Liz’s cat Zorro or Gianna’s dog Gilda?
Gilda! Cats are too judgmental. [...You're dead to me (liz).  Unless you send brownies.]

What are your biggest grammatical pet peeves? And what’s your position on the Oxford comma?
Your/you’re. Its/it’s. Two complete sentences joined by “and” but no punctuation. YES to the Oxford comma. Long may it reign. It’s one thing to cast aside these rules in an email, but in your manuscript…for heaven’s sake! [Most of our emails disregard all punctuation and are typed as abbreviations...like "TWSS" for "That's what she said.  Most of our email correspondence is a violation of multiple codes of conduct.  Or involves poop.]

Will you edit Liz and Gianna: A Joint Memoir? We guarantee nudity and violence.
Liveright published this book.
I think it's about a dump
or something.
Only if the book jacket can look like the movie posters for Face/Off. [Absolutely!  GIANNA IS JUST LIKE JOHN TRAVOLTA...or rather, just like his masseur.  She confessed that if Travolta offered her $400, she'd make him a regular client.  She's classy like that.  Also the Face/Off cover would be ideal since we look so much alike.]

Tell us about Liveright, the new line at Norton.
Liveright is the rebirth of one of the great names in publishing.
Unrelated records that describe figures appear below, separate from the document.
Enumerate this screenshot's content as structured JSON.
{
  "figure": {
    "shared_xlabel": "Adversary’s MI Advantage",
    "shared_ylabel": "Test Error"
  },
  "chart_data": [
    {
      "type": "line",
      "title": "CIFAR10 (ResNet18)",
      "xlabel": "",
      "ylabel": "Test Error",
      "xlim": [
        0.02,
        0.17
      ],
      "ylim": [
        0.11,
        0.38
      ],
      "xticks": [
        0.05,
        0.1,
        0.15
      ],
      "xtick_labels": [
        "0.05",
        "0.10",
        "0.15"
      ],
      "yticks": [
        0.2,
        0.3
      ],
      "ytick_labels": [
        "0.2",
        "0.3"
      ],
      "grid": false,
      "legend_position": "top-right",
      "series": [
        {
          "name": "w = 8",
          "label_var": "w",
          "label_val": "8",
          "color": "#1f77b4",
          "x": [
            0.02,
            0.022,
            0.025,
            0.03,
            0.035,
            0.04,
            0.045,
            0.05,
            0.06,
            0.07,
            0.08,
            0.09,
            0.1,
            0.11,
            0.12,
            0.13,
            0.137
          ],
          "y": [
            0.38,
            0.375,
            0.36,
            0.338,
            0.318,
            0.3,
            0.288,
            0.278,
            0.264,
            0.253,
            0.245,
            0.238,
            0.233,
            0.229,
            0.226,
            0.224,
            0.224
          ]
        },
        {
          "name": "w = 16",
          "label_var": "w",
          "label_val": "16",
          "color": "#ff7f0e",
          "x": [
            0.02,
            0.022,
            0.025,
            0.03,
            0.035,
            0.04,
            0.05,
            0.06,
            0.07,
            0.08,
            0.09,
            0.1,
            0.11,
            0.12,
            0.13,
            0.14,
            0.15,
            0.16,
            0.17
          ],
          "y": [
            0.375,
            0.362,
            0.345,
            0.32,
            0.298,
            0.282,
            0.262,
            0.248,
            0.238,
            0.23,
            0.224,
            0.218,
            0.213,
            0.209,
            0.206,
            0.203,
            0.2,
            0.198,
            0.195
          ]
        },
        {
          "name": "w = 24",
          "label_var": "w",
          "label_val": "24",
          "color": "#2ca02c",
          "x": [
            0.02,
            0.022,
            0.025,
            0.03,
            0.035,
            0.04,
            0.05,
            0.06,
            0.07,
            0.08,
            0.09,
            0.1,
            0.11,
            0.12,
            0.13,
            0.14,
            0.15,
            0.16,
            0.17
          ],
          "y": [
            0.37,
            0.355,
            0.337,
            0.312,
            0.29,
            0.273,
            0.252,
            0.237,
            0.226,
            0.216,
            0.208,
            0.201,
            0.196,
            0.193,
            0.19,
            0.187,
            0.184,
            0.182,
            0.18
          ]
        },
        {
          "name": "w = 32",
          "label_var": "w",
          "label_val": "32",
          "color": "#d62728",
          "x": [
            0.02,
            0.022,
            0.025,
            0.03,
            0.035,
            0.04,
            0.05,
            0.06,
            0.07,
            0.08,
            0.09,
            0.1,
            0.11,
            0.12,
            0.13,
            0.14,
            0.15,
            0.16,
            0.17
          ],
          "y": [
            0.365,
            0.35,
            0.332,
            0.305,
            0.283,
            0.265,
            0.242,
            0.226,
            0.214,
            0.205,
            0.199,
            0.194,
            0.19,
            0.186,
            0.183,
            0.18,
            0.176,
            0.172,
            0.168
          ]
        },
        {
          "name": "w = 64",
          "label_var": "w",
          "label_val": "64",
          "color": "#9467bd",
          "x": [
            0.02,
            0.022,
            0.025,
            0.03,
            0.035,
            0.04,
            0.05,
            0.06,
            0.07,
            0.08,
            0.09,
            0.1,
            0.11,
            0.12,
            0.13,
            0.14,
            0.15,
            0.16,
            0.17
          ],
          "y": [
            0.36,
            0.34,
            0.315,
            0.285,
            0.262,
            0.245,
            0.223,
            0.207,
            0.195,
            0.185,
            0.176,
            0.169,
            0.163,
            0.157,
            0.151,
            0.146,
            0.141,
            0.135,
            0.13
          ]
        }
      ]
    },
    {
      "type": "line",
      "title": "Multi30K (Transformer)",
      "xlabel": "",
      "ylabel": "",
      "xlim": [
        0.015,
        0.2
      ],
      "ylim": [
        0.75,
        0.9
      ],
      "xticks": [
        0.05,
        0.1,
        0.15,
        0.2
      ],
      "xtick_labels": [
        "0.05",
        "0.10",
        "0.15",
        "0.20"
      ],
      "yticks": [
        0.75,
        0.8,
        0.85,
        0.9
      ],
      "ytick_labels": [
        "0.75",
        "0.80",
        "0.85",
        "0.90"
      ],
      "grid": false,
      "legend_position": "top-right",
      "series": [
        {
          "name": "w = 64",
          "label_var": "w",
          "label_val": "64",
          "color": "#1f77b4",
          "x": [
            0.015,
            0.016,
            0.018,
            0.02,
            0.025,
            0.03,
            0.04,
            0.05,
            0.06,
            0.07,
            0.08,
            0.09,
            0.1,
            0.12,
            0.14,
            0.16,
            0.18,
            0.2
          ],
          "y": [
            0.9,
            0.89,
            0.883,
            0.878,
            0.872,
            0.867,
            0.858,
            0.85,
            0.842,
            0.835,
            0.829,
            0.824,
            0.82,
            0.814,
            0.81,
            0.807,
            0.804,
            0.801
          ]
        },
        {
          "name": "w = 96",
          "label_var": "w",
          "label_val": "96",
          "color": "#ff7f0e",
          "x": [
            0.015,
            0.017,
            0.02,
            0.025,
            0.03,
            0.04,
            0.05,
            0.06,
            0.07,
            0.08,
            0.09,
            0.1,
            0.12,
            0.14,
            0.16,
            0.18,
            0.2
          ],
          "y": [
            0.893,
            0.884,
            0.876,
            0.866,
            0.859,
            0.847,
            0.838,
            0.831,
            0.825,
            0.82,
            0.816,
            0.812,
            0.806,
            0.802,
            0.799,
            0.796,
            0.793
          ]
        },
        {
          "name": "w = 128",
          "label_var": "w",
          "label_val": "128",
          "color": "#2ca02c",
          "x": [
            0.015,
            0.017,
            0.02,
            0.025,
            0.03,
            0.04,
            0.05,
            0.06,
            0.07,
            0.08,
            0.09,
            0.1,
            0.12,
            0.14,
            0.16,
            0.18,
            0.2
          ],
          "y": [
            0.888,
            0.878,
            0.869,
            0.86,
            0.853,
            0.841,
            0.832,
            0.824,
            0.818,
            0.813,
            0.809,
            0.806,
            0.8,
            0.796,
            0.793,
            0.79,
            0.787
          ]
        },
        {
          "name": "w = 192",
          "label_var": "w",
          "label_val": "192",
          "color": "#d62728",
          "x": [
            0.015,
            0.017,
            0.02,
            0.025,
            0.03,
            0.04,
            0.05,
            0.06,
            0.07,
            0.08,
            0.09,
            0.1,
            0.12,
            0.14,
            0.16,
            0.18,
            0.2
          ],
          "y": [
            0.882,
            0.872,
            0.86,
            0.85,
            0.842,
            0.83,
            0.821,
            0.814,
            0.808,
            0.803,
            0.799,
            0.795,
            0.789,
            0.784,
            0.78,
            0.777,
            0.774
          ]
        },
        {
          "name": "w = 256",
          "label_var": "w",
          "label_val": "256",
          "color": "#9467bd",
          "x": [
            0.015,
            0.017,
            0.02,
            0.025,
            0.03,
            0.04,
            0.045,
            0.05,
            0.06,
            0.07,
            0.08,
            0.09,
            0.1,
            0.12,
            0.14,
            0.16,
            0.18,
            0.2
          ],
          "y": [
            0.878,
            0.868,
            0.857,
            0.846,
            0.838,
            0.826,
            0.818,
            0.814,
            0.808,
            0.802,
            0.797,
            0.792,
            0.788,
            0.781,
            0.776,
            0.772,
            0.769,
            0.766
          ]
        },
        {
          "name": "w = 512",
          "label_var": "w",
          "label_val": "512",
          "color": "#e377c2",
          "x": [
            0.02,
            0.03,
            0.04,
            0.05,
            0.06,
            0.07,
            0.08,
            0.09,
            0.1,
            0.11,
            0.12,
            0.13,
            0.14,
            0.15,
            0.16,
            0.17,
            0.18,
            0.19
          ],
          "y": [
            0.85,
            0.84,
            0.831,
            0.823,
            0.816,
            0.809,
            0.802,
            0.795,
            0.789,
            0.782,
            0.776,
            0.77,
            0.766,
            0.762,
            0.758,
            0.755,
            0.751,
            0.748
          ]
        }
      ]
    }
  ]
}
Boni & Liveright (later just Liveright) had a remarkable heyday in the 1920s and 30s. Led by boozy, chorus-girl chasing, literary savant-whisperer Horace Liveright, they published a remarkable array of stars including T.S. Eliot, Anita Loos, Theodore Dreiser, Dorothy Parker, Hart Crane, early Hemingway, early Faulkner etc etc etc. W.W. Norton bought it decades ago and decided to re-launch it this year in order to bring back some of the Liveright classics (books like My Life by Isadora Duncan and The Theater of E.E. Cummings) and to recognize and further draw upon the talents of my amazing boss – a legend in his own right – Bob Weil. [With the Liz and Gianna memoir on the list, you'll be legendary yourself.  What is the record for fastest career-ender for an editor?  Judith Regan with the OJ Simpson book?  We can top that. Gianna's even a boozy, chorus girl.]

Thanks Katie!

(By the way--the best thing about harassing an editor?  All of her answers were spelled properly.  Gianna would never send in a blog post with such polish.)

1 comment:

  1. All good stuff, and so right about Claire Messud.